LAWS(PVC)-1931-3-14

(PUTHIYAKATU) KUNHAMMAYAN Vs. (EACHALI) NALAKATH KUNHI SOW

Decided On March 31, 1931
KUNHAMMAYAN Appellant
V/S
(EACHALI) NALAKATH KUNHI SOW Respondents

JUDGEMENT

(1.) The suit out of which this second appeal arises was brought by plaintiff 1, as the assignee of plaintiffs 2 and 3 of their jenm rights under Ex. B and of their rights under the marupat Ex. A, to recover the suit property which is a shop from the three defendants or whichever of them who may be found by the Court to be in possession. To understand the position of the other defendants in the case we must go to the earlier history of the Cheeramoolayil Pookkoth tarwad of which defendant 2 is now the karnavan. The suit property originally belonged to one Kutti Acha, a member of the Cheeramoolayil Pookkoth tarwad and after her death it has become the property of the Cheeramcolayil Pookkoth tarwad. This was not originally admitted by the present plaintiffs, but the lower Courts have now found it and the plaintiffs do not question this finding before me now. After the death of Kutti Acha, her son Kunhikutti Ali became the karnavan of the tarwad. He died in November 1912 while on his return journey from Arabia where he had gone on a pilgrimage. So he is referred to as Hajee. Before he went on pilgrimage it would seem he was able to induce most of the adult members of the Cheeramoolayil Pookkoth tarwad to agree to a certain karar Ex. E according to which some arrangements were made. One of those arrangements was that Rs. 100 were to be paid by the tarwad to his three children by the second wife-they are the present plaintiffs 2 and 3-and his deceased son named Ammad. If the Rs. 100 are not to be paid within six months after his death, the suit property was to vest in the children as their property.
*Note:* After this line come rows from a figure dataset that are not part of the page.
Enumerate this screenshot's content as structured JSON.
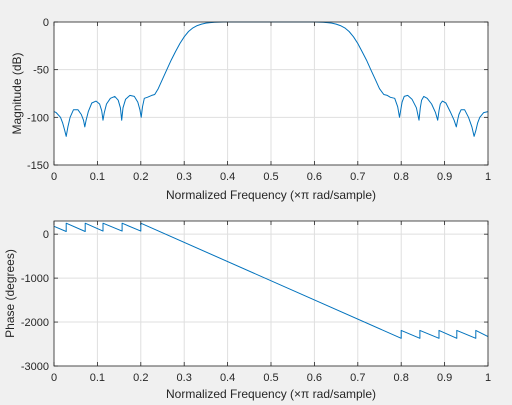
{
  "chart_data": [
    {
      "type": "line",
      "xlabel": "Normalized Frequency  (×π rad/sample)",
      "ylabel": "Magnitude (dB)",
      "xlim": [
        0,
        1
      ],
      "ylim": [
        -150,
        0
      ],
      "xticks": [
        0,
        0.1,
        0.2,
        0.3,
        0.4,
        0.5,
        0.6,
        0.7,
        0.8,
        0.9,
        1
      ],
      "xtick_labels": [
        "0",
        "0.1",
        "0.2",
        "0.3",
        "0.4",
        "0.5",
        "0.6",
        "0.7",
        "0.8",
        "0.9",
        "1"
      ],
      "yticks": [
        -150,
        -100,
        -50,
        0
      ],
      "ytick_labels": [
        "-150",
        "-100",
        "-50",
        "0"
      ],
      "grid": true,
      "line_color": "#0072bd",
      "series": [
        {
          "x": [
            0,
            0.005,
            0.015,
            0.02,
            0.025,
            0.028,
            0.032,
            0.037,
            0.045,
            0.055,
            0.063,
            0.068,
            0.071,
            0.074,
            0.079,
            0.087,
            0.097,
            0.105,
            0.11,
            0.113,
            0.116,
            0.121,
            0.13,
            0.14,
            0.148,
            0.153,
            0.156,
            0.159,
            0.165,
            0.175,
            0.185,
            0.193,
            0.198,
            0.201,
            0.204,
            0.208,
            0.215,
            0.225,
            0.232,
            0.24,
            0.25,
            0.26,
            0.27,
            0.28,
            0.29,
            0.3,
            0.31,
            0.32,
            0.33,
            0.34,
            0.35,
            0.36,
            0.37,
            0.38,
            0.39,
            0.4,
            0.42,
            0.45,
            0.5,
            0.55,
            0.58,
            0.6,
            0.61,
            0.62,
            0.63,
            0.64,
            0.65,
            0.66,
            0.67,
            0.68,
            0.69,
            0.7,
            0.71,
            0.72,
            0.73,
            0.74,
            0.75,
            0.76,
            0.768,
            0.775,
            0.785,
            0.792,
            0.796,
            0.799,
            0.802,
            0.807,
            0.815,
            0.825,
            0.835,
            0.841,
            0.844,
            0.847,
            0.852,
            0.86,
            0.87,
            0.879,
            0.884,
            0.887,
            0.89,
            0.895,
            0.903,
            0.913,
            0.922,
            0.927,
            0.93,
            0.933,
            0.938,
            0.946,
            0.955,
            0.963,
            0.968,
            0.972,
            0.976,
            0.981,
            0.99,
            1
          ],
          "y": [
            -94,
            -95,
            -100,
            -106,
            -114,
            -120,
            -110,
            -100,
            -92,
            -92,
            -97,
            -103,
            -110,
            -103,
            -94,
            -85,
            -83,
            -86,
            -93,
            -103,
            -95,
            -86,
            -80,
            -78,
            -82,
            -90,
            -103,
            -90,
            -81,
            -77,
            -78,
            -84,
            -92,
            -100,
            -89,
            -80,
            -79,
            -77,
            -76,
            -70,
            -60,
            -50,
            -40,
            -31,
            -22.5,
            -15.5,
            -10,
            -6.2,
            -3.8,
            -2.2,
            -1.2,
            -0.6,
            -0.3,
            -0.12,
            -0.05,
            -0.02,
            0,
            0,
            0,
            0,
            -0.02,
            -0.05,
            -0.12,
            -0.3,
            -0.6,
            -1.2,
            -2.2,
            -3.8,
            -6.2,
            -10,
            -15.5,
            -22.5,
            -31,
            -40,
            -50,
            -60,
            -70,
            -76,
            -77,
            -79,
            -80,
            -89,
            -100,
            -92,
            -84,
            -78,
            -77,
            -81,
            -90,
            -103,
            -90,
            -82,
            -78,
            -80,
            -86,
            -95,
            -103,
            -93,
            -86,
            -83,
            -85,
            -94,
            -103,
            -110,
            -103,
            -97,
            -92,
            -92,
            -100,
            -110,
            -120,
            -114,
            -106,
            -100,
            -95,
            -94
          ]
        }
      ]
    },
    {
      "type": "line",
      "xlabel": "Normalized Frequency  (×π rad/sample)",
      "ylabel": "Phase (degrees)",
      "xlim": [
        0,
        1
      ],
      "ylim": [
        -3000,
        300
      ],
      "xticks": [
        0,
        0.1,
        0.2,
        0.3,
        0.4,
        0.5,
        0.6,
        0.7,
        0.8,
        0.9,
        1
      ],
      "xtick_labels": [
        "0",
        "0.1",
        "0.2",
        "0.3",
        "0.4",
        "0.5",
        "0.6",
        "0.7",
        "0.8",
        "0.9",
        "1"
      ],
      "yticks": [
        -3000,
        -2000,
        -1000,
        0
      ],
      "ytick_labels": [
        "-3000",
        "-2000",
        "-1000",
        "0"
      ],
      "grid": true,
      "line_color": "#0072bd",
      "series": [
        {
          "x": [
            0,
            0.028,
            0.028,
            0.072,
            0.072,
            0.113,
            0.113,
            0.157,
            0.157,
            0.2,
            0.2,
            0.8,
            0.8,
            0.843,
            0.843,
            0.887,
            0.887,
            0.928,
            0.928,
            0.972,
            0.972,
            1
          ],
          "y": [
            180,
            60,
            250,
            60,
            250,
            70,
            250,
            70,
            250,
            70,
            250,
            -2370,
            -2190,
            -2370,
            -2190,
            -2370,
            -2190,
            -2370,
            -2190,
            -2370,
            -2190,
            -2330
          ]
        }
      ]
    }
  ]
}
(2.) To this arrangement most of the adult members of the tarwad agreed. One of such agreeing members is the present defendant 2 who was then an anandravan of the tarwad but now karnavan of the tarwad. After Kutti Ali's death, the succeeding karnavan was one Kunhi Ali. It does not appear that he did anything to pay the Rs. 100 within six months. It looks as if he was willing that the suit property or shop should vest in the present plaintiffs 2 and 3. His conduct also supports to some extent the propriety of the arrangement made by the Hajee. After him, one Pookkoth Sow was the succeeding karnavan. It does not appear that Sow did anything either to question the validity of the karar or help the plaintiffs right under the karar. It is said Suit No. 505 of 1915 was filed to question the karar by some of the members of the tarwad, but the papers connected with it are not filed and therefore we may ignore that suit. Another suit, 512 of 1915, also filed by some of the junior members of the tarwad, ended in a compromise, Ex. 2, according to which the provision in favour of plaintiffs 2 and 3 was made not binding on the tarwad. But this compromise cannot bind plaintiffs 2 and 3 because they were not parties to it and it was a collusive compromise between the members of the tarwad. Kunhi Ali was defendant 1 in that suit. From Ex. 2 it does not appear that he was even a party to the compromise. The property itself was held originally by one K. Ammad under a marupat executed to Kunhi Kutti Ali dated 11 July 1912, Ex. 5.

(3.) He afterwards assigned his lease rights to Hajee's eldest son, defendant 1, who was Hajee's son by a different wife from the mother of plaintiffs 2 and 3 and who therefore belonged to a different tarwad, namely, Eachal Nalakath. Defendant 1 afterwards executed a marupat Ex. A to plaintiffs 2 and 3. This produces the impression that at that time certainly defendant 1 and perhaps the senior members of the Cheeramoolayil Pookkoth tarwad were siding with the plaintiffs and were inclined to support the arrangements in the karar. Plaintiffs 2 and 3 afterwards sold their jenm right under Ex. B and their rights under the marupat Ex. A. In the present suit both the District Munsif and the Subordinate Judge in observing that the Hajee brought about the arrangement to benefit his children thought that Ex. E was not binding on the Cheeramoolayil Pookkoth tarwad. But it has been held in Cheria Pangi Achan V/s. Unnalachan (1917) 38 IC 513, that a karar to which the majority of the adult members of a tarwad or tavazhi are parties is binding on the tavazhi in general and it is not binding on the dissentient members only to the extent of not depriving them of their right to succeed as karnavan and of not depriving them of their right to maintenance. Apart from these two it is binding even on the dissentient members. If there are no dissentient members but if all the adult members are present at the spot and the other members are absent and if that was the reason why they were not parties to the karar, the position seems to become somewhat stronger.